UTILIZING APATITE (U-TH)/HE ANALYSES, LANDSCAPE AND KINEMATIC MODELING TO EXAMINE THE RELATIVE EFFICACY OF CLIMATIC AND TECTONIC FORCING IN AN ACTIVE TECTONIC SYSTEM: TETON RANGE, WY

Understanding the relative importance of tectonic (uplift) v. climatic (precipitation) controls governing landscape response in active tectonic systems remains as a fundamental challenge in orogenic studies. Some studies have proposed that climatic variables can fundamentally influence the tectonic response, whereas other studies have demonstrated that uplift rate and magnitude is the first-order control on denudation and climate. Additionally, several studies have suggested that the mechanism by which erosion occurs is critical (i.e. glacial v. fluvial), whereas others have proposed that both mechanisms can denude landscapes fast enough to keep up with tectonic uplift. Recent work by our group in the Teton Range, WY, combined apatite (U-Th)/He (AHe) thermochronology, landscape analysis, and seismic reflection imaging of glacial lakes to investigate temporal and mechanistic controls on short- to long-term denudation. In that work, long-term canyon incision rates of 0.24 mm yr^-1 were determined using AHe thermochronology for major drainages near Mount Moran, which corresponds with the highest uplift rates and greatest uplift duration during growth of the Teton Range. Sediment volumes derived from fluvial deposits in Moran Bay were used to calculate short term denudation rates of 0.00303-0.4672 mm yr^-1 during the most recent glacial interval.
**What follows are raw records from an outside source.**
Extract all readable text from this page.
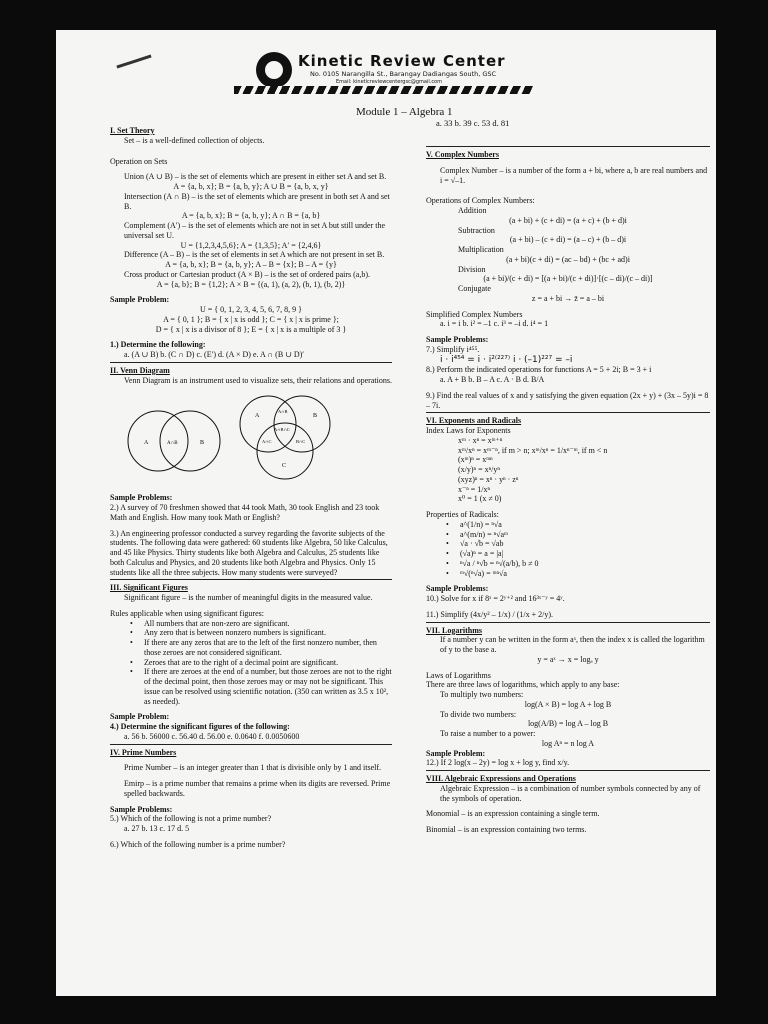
Kinetic Review Center
No. 0105 Narangilla St., Barangay Dadiangas South, GSC
Email: kineticreviewcentergsc@gmail.com
Module 1 – Algebra 1
a. 33 b. 39 c. 53 d. 81

I. Set Theory

Set – is a well-defined collection of objects.

Operation on Sets

Union (A ∪ B) – is the set of elements which are present in either set A and set B.

A = {a, b, x}; B = {a, b, y}; A ∪ B = {a, b, x, y}

Intersection (A ∩ B) – is the set of elements which are present in both set A and set B.

A = {a, b, x}; B = {a, b, y}; A ∩ B = {a, b}

Complement (A′) – is the set of elements which are not in set A but still under the universal set U.

U = {1,2,3,4,5,6}; A = {1,3,5}; A′ = {2,4,6}

Difference (A – B) – is the set of elements in set A which are not present in set B.

A = {a, b, x}; B = {a, b, y}; A – B = {x}; B – A = {y}

Cross product or Cartesian product (A × B) – is the set of ordered pairs (a,b).

A = {a, b}; B = {1,2}; A × B = {(a, 1), (a, 2), (b, 1), (b, 2)}

Sample Problem:

U = { 0, 1, 2, 3, 4, 5, 6, 7, 8, 9 }

A = { 0, 1 }; B = { x | x is odd }; C = { x | x is prime };

D = { x | x is a divisor of 8 }; E = { x | x is a multiple of 3 }

1.) Determine the following:

a. (A ∪ B) b. (C ∩ D) c. (E′) d. (A × D) e. A ∩ (B ∪ D)′

II. Venn Diagram

Venn Diagram is an instrument used to visualize sets, their relations and operations.

A	A∩B	B
A	B
C
A∩B
A∩B∩C
A∩C	B∩C

Sample Problems:

2.) A survey of 70 freshmen showed that 44 took Math, 30 took English and 23 took Math and English. How many took Math or English?

3.) An engineering professor conducted a survey regarding the favorite subjects of the students. The following data were gathered: 60 students like Algebra, 50 like Calculus, and 45 like Physics. Thirty students like both Algebra and Calculus, 25 students like both Calculus and Physics, and 20 students like both Algebra and Physics. Only 15 students like all the three subjects. How many students were surveyed?

III. Significant Figures

Significant figure – is the number of meaningful digits in the measured value.

Rules applicable when using significant figures:

• All numbers that are non-zero are significant.

• Any zero that is between nonzero numbers is significant.

• If there are any zeros that are to the left of the first nonzero number, then those zeroes are not considered significant.

• Zeroes that are to the right of a decimal point are significant.

• If there are zeroes at the end of a number, but those zeroes are not to the right of the decimal point, then those zeroes may or may not be significant. This issue can be resolved using scientific notation. (350 can written as 3.5 x 10², as needed).

Sample Problem:

4.) Determine the significant figures of the following:

a. 56 b. 56000 c. 56.40 d. 56.00 e. 0.0640 f. 0.0050600

IV. Prime Numbers

Prime Number – is an integer greater than 1 that is divisible only by 1 and itself.

Emirp – is a prime number that remains a prime when its digits are reversed. Prime spelled backwards.

Sample Problems:

5.) Which of the following is not a prime number?

a. 27 b. 13 c. 17 d. 5

6.) Which of the following number is a prime number?

V. Complex Numbers

Complex Number – is a number of the form a + bi, where a, b are real numbers and i = √–1.

Operations of Complex Numbers:

Addition

(a + bi) + (c + di) = (a + c) + (b + d)i

Subtraction

(a + bi) – (c + di) = (a – c) + (b – d)i

Multiplication

(a + bi)(c + di) = (ac – bd) + (bc + ad)i

Division

(a + bi)/(c + di) = [(a + bi)/(c + di)]·[(c – di)/(c – di)]

Conjugate

z = a + bi → z̄ = a – bi

Simplified Complex Numbers

a. i = i b. i² = –1 c. i³ = –i d. i⁴ = 1

Sample Problems:

7.) Simplify i⁴⁵⁵.

i · i⁴⁵⁴ = i · i²⁽²²⁷⁾ i · (–1)²²⁷ = –i

8.) Perform the indicated operations for functions A = 5 + 2i; B = 3 + i

a. A + B b. B – A c. A · B d. B/A

9.) Find the real values of x and y satisfying the given equation (2x + y) + (3x – 5y)i = 8 – 7i.

VI. Exponents and Radicals

Index Laws for Exponents

xᵐ · xⁿ = xᵐ⁺ⁿ

xᵐ/xⁿ = xᵐ⁻ⁿ, if m > n; xᵐ/xⁿ = 1/xⁿ⁻ᵐ, if m < n

(xᵐ)ⁿ = xᵐⁿ

(x/y)ⁿ = xⁿ/yⁿ

(xyz)ⁿ = xⁿ · yⁿ · zⁿ

x⁻ⁿ = 1/xⁿ

x⁰ = 1 (x ≠ 0)

Properties of Radicals:

• a^(1/n) = ⁿ√a

• a^(m/n) = ⁿ√aᵐ

• √a · √b = √ab

• (√a)ⁿ = a = |a|

• ⁿ√a / ⁿ√b = ⁿ√(a/b), b ≠ 0

• ᵐ√(ⁿ√a) = ᵐⁿ√a

Sample Problems:

10.) Solve for x if 8ˣ = 2ʸ⁺² and 16³ˣ⁻ʸ = 4ʸ.

11.) Simplify (4x/y² – 1/x) / (1/x + 2/y).

VII. Logarithms

If a number y can be written in the form aˣ, then the index x is called the logarithm of y to the base a.

y = aˣ → x = logₐ y

Laws of Logarithms

There are three laws of logarithms, which apply to any base:

To multiply two numbers:

log(A × B) = log A + log B

To divide two numbers:

log(A/B) = log A – log B

To raise a number to a power:

log Aⁿ = n log A

Sample Problem:

12.) If 2 log(x – 2y) = log x + log y, find x/y.

VIII. Algebraic Expressions and Operations

Algebraic Expression – is a combination of number symbols connected by any of the symbols of operation.

Monomial – is an expression containing a single term.

Binomial – is an expression containing two terms.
In a related study we found that high talus production rates of 1.13-1.14 mm yr^-1 are possible and suggest that the Teton Range is transport limited during interglacial periods, as the fluvial transport system is largely unable to move large volumes of canyon sediment in this relatively small-scale system. In future work, we will integrate additional low-T thermochronology analyses with kinematic modeling (2D Move), thermal-kinematic modeling (PECUBE), and landscape evolution models (Cascade/IceCascade) to assess the conclusions that: (1) Rock uplift is the fundamental control on long-term incision rates, and (2) Glaciers, not fluvial systems, dominantly control erosion rate. When properly integrated, these models will allow us to simulate various sediment transport scenarios, both fluvial and glacial erosion, to estimate erosional history over time and elucidate the first order driver of incision as displacement and deformation occur along the normal fault.